Search code examples
phplaravellaravel-5phpcrawl

Using phpcrawl with Laravel 5.4


I am trying to use cuab's PHPCrawl within Laravel 5.4 and have included it through composer using this package: https://packagist.org/packages/mmerian/phpcrawl

I have tried running this sample code:

class MyCrawler extends PHPCrawler  
{ 
  function handleDocumentInfo($DocInfo)  
  { 
    if (PHP_SAPI == "cli"){
      $lb = "\n"; 
    } else {
      $lb = "<br />"; 
    }
    echo "Page requested: ".$DocInfo->url." (".$DocInfo->http_status_code.")".$lb; 
    echo "Referer-page: ".$DocInfo->referer_url.$lb; 

    if ($DocInfo->received == true) {
      echo "Content received: ".$DocInfo->bytes_received." bytes".$lb; 
    }
    else {
      echo "Content not received".$lb;  
    }

    echo $lb; 
    flush(); 
  }  
} 

$crawler = new MyCrawler(); 
$crawler->setURL("www.php.net"); 
$crawler->addContentTypeReceiveRule("#text/html#"); 
$crawler->addURLFilterRule("#\.(jpg|jpeg|gif|png)$# i"); 
$crawler->enableCookieHandling(true);  
$crawler->setTrafficLimit(1000 * 1024); 
$crawler->go(); 
$report = $crawler->getProcessReport(); 

if (PHP_SAPI == "cli") {
  $lb = "\n"; 
} else {
  $lb = "<br />"; 
}

echo "Summary:".$lb; 
echo "Links followed: ".$report->links_followed.$lb; 
echo "Documents received: ".$report->files_received.$lb; 
echo "Bytes received: ".$report->bytes_received." bytes".$lb; 
echo "Process runtime: ".$report->process_runtime." sec".$lb; 

But it throws multiple errors like this:

Class 'App\Http\Controllers\PHPCrawler' not found

How would you reference the correct namespace so that I can use the script within Laravel?


Solution

  • You should add the files via a class map in your composer.json file.
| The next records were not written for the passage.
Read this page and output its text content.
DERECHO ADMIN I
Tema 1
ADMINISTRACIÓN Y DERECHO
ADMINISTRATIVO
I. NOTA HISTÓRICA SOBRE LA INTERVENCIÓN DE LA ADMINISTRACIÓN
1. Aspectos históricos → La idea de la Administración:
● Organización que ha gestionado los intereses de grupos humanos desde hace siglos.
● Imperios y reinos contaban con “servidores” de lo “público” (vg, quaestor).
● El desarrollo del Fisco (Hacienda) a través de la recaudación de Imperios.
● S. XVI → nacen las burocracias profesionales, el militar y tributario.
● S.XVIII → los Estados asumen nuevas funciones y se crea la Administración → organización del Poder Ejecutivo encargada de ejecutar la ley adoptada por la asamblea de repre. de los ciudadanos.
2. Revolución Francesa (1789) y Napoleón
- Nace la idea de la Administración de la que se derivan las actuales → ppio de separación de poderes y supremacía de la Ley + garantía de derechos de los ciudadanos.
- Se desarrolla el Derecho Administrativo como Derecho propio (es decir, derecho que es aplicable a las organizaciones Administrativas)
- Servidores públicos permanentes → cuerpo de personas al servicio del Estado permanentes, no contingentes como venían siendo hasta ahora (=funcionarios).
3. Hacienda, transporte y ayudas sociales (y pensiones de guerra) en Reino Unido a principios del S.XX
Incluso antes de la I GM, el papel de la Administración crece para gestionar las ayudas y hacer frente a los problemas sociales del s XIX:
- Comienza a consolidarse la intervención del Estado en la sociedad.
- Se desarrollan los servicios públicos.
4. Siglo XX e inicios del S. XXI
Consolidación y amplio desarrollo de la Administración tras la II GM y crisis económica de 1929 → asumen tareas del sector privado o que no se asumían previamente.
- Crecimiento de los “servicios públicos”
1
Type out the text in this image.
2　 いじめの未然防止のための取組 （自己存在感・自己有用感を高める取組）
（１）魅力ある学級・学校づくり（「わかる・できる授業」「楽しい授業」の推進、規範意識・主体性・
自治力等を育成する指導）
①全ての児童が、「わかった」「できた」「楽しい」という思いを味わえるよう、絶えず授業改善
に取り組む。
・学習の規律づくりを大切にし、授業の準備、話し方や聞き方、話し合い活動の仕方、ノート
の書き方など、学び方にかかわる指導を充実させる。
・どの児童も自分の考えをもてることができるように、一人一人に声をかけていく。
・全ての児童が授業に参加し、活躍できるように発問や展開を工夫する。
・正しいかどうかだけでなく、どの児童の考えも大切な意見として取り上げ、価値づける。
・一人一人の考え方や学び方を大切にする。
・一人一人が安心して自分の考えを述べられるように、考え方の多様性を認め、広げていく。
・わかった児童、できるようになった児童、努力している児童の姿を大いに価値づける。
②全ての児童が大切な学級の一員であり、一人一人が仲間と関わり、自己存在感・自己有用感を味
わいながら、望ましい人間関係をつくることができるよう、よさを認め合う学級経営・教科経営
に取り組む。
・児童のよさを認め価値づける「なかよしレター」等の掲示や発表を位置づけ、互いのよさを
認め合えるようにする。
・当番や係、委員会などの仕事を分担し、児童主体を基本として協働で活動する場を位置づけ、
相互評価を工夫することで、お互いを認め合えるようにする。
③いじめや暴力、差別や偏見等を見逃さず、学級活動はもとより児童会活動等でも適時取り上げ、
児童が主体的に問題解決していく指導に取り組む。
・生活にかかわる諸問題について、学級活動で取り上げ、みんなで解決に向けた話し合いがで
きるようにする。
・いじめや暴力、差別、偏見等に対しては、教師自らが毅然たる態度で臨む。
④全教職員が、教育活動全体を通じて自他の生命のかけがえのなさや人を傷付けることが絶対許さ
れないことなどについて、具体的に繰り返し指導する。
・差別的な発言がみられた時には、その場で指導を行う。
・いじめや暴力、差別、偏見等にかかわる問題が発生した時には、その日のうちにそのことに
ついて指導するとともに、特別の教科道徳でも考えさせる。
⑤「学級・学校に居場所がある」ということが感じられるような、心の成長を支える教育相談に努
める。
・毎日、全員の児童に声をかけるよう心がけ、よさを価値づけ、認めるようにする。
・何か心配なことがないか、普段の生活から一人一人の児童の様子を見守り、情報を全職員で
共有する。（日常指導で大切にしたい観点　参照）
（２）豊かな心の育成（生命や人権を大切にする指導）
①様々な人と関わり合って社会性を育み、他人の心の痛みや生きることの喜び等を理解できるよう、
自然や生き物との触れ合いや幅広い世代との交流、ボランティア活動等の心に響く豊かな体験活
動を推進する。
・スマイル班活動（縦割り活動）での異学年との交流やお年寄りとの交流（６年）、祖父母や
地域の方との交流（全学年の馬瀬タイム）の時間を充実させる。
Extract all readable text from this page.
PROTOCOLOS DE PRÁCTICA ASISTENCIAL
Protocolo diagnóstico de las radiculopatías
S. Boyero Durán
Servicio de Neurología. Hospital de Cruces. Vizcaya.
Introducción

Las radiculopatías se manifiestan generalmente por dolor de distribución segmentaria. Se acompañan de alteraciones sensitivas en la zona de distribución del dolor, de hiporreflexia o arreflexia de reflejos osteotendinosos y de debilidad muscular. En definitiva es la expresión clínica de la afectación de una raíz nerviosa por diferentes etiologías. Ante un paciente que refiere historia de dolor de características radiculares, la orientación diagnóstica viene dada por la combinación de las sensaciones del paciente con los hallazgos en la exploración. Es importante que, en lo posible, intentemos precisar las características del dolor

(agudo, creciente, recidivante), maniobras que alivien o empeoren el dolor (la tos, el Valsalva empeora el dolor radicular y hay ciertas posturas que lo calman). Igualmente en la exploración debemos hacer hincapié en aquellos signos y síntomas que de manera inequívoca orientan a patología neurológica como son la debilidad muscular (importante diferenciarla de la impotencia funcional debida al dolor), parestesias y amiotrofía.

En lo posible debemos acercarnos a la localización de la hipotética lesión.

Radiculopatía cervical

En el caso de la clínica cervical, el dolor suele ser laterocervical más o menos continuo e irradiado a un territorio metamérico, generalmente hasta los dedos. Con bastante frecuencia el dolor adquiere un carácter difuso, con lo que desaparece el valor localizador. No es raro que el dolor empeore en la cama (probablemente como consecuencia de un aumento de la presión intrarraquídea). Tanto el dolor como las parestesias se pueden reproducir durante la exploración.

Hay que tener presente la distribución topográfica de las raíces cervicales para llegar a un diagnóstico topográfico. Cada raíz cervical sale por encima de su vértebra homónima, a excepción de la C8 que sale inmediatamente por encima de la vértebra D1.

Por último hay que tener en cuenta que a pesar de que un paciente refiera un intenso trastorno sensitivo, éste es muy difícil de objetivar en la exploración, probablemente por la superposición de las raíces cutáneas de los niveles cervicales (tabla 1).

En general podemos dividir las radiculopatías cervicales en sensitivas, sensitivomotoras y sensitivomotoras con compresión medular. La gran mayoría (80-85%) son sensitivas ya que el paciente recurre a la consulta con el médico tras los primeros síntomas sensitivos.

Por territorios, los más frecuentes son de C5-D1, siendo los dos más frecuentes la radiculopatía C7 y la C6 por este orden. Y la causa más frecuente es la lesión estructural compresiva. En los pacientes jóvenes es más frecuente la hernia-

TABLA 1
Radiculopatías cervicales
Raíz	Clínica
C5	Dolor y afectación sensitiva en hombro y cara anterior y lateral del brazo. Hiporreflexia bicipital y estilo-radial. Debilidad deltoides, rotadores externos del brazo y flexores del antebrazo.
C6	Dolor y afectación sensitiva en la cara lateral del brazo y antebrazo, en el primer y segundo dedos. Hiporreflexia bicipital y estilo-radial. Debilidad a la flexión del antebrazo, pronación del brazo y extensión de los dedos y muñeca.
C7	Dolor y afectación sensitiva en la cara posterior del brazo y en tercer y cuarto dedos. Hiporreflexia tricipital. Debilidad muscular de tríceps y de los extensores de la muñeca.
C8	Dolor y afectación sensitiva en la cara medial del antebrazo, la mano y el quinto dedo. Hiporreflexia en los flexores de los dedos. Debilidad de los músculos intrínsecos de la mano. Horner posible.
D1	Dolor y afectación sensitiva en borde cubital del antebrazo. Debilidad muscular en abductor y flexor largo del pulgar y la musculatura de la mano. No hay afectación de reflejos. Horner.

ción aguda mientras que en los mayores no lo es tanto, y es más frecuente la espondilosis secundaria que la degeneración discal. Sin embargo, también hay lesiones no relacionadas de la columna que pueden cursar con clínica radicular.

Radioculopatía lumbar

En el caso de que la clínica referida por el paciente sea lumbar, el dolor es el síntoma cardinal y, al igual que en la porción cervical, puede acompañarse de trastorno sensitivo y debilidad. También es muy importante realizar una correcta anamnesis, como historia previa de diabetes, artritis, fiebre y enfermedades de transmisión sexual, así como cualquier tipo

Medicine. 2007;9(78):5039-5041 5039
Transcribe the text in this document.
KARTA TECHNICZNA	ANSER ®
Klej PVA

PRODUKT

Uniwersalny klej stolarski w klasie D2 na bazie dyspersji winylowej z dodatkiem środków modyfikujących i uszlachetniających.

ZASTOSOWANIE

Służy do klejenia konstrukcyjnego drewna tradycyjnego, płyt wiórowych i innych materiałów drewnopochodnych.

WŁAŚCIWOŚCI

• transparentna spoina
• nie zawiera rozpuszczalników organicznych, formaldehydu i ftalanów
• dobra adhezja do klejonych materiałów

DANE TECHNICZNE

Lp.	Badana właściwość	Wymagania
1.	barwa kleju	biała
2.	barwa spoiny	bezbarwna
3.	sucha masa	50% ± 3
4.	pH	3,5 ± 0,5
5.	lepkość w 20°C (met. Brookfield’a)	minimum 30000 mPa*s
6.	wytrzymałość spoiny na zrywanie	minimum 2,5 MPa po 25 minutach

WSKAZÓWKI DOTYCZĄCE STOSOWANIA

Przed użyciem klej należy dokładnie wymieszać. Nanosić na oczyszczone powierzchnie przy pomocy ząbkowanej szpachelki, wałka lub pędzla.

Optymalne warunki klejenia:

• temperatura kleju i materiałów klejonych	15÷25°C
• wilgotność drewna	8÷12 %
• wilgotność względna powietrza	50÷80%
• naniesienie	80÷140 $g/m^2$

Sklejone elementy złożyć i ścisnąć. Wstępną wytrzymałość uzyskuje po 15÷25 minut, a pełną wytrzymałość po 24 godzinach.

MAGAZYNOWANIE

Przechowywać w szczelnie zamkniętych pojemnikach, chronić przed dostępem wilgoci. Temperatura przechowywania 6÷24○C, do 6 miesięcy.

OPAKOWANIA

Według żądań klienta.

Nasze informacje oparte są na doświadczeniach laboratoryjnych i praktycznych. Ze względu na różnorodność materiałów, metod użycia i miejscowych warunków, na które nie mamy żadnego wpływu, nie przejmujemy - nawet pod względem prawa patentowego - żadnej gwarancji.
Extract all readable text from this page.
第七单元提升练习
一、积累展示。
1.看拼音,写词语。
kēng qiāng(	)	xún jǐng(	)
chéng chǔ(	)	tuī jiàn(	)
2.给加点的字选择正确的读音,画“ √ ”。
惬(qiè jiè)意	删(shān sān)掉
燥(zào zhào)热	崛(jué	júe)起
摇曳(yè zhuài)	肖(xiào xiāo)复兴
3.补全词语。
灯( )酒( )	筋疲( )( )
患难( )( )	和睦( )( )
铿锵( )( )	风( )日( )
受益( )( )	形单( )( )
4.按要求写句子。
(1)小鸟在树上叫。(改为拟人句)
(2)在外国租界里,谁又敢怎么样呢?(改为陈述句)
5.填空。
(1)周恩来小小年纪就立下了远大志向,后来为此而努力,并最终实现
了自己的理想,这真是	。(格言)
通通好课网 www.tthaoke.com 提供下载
You can see an example of what the class map looks like on their github page, which at the time of writing looks like this:

    "autoload": {
        "classmap": [
            "libs/Utils/PHPCrawlerUtils.class.php",
            "libs"
        ]
    }
    

    You'll have to prefix the files with vendor/mmerian/phpcrawl or whatever the path is to the libs folder.